When you live alone (without parents to organize the details of existence) you notice things. For me, one of them is about "cleaning up". The optimal state of your environment is "cleaned up", but when you use an object you don't want to put it away Right Now, because it interrupts whatever it is that you're going. You can defer the "put away" action for Later. Later is the time when you "clean up", all at once, thus optimizing the effort, because you have to do less context switching1. So you have a choice: put it away properly Right Now, or leave it in a messy state for cleanup Later.

Now, this all sounds good, except you have a problem to manage: your Mess. If it gets too big, you can't find things, you don't have room to move around, you find various living creatures sharing your space, etc. So an important skill is Mess Management. One learns it over time; some people are naturally good at it, others are hopeless. I like to think that you trade Mess Credits for time/energy/attention: you defer proper cleanup of an item (taking out Mess Credits) and you have more time/energy/attention Right Now, because you don't have to clean up Right Now. You also avoid a couple of context switches (away from the current activity to put away the item, and back to the activity). Take out too much credit and it's bad. The credit has interest - items left out will gather dust (and maybe living things) and will hamper your activities to some degree.
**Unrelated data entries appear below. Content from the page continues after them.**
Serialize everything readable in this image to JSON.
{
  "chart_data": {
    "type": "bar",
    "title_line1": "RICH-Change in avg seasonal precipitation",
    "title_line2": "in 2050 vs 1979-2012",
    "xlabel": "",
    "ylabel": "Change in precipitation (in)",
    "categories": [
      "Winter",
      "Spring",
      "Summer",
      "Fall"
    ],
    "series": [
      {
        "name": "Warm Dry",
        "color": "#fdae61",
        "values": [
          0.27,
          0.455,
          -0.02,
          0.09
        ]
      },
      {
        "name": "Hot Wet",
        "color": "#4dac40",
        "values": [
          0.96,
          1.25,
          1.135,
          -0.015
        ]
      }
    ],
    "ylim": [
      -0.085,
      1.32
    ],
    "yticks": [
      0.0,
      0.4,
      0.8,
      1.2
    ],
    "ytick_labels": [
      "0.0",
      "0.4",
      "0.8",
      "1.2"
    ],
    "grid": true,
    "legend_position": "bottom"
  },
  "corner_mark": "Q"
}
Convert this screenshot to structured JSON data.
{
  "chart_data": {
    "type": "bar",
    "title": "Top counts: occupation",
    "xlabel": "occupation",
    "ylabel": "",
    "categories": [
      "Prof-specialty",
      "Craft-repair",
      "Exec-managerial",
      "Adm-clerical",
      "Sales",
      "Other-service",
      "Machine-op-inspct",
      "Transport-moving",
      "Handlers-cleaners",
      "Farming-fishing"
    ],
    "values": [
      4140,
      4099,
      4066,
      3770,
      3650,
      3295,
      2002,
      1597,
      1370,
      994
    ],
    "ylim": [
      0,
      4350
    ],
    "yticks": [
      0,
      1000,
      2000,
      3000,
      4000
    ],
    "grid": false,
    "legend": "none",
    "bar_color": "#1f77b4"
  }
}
Now, to the point I wanted to make when I started writing this: an important technique in Mess Management is making the proper mess. It helps both with finding things quickly in the mess, and with cleaning up later on. All you have to do is to organize the mess a bit. When you decide to leave an item in a messy state, you should make a small effort, don't just throw it away. For example, have a single place on your desk where you leave stuff for Later processing (bills, receipts, notes, etc). Or when you bring your groceries home, and are too lazy to distribute them throughout your kitchen, at least make a quick effort to put inside the fridge everything that needs to be there - that way you'll be able to defer the "groceries cleanup" task for longer without major problems. If you're a to-do-list-person it might help to make a quick note in the to-do-list about important deferred cleanup jobs ("throw away empty pizza box from under bed"). And my favourite trick: I set up a keyboard shortcut (using Quicksilver) so that I can quickly write a note and it gets stored in a text file; later I check the file and handle all notes at once. This way I don't really interrupting what I am doing.

Disclaimer: I'm kind of obsessive about being reasonably organized in a lazy way, thus the ideas expressed above. :)

1 Context switching is a computer science term that roughly means "changing the focus of your attention". Say you were reading a web page, and suddenly you get an instant message: you have to move your mind away from the web page to the friend (or foe) that messaged you. This takes time, so the fewer context-switches you make, the better.